ReasoningBank: Scaling Agent Self-Evolving with Reasoning Memory¶
Conference: ICLR 2026
arXiv: 2509.25140
Code: google-research/reasoning-bank
Area: Code Intelligence
Keywords: Agent Memory, Reasoning Strategy, Test-time Scaling, Self-evolution, Experiential Learning
TL;DR¶
The paper proposes ReasoningBank, a memory framework that distills generalizable reasoning strategies from success and failure experiences judged by the agent itself. It also introduces memory-aware test-time scaling (MaTTS) to establish a synergy between memory and test-time expansion, consistently outperforming baselines on WebArena, Mind2Web, and SWE-Bench (up to 34.2% relative gain) while reducing interaction steps by 16%.
Background & Motivation¶
As LLM Agents increasingly occupy long-running real-world roles, they naturally encounter a continuous stream of tasks. However, a critical limitation is their inability to learn from accumulated interaction history—every time they face a new task, they start from zero, forced to discard valuable insights and repeat past mistakes.

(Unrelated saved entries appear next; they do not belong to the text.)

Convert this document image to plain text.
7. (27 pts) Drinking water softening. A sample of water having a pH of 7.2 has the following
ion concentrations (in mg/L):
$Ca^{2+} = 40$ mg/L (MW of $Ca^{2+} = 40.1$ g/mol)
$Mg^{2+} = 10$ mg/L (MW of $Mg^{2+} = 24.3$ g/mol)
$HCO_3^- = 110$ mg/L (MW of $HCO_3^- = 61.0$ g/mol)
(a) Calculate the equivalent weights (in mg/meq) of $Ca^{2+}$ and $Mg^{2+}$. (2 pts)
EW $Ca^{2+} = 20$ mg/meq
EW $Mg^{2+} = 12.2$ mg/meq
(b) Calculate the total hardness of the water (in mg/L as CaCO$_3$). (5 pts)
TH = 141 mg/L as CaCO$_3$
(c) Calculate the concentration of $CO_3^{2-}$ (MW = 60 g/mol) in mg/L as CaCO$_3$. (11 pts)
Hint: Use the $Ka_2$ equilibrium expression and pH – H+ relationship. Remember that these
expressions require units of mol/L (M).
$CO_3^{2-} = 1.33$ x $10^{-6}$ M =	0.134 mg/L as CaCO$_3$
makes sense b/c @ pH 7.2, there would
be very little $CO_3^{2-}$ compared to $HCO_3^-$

Existing agent memory methods suffer from two major flaws:
Storing only raw trajectories or successful routines: Synapse stores raw trajectories as contextual memory, and AWM extracts workflows from trajectories, but both fail to distill higher-level, transferable reasoning patterns.
Ignoring the value of failure: Overemphasizing successful experiences prevents the agent from learning lessons from its own failures.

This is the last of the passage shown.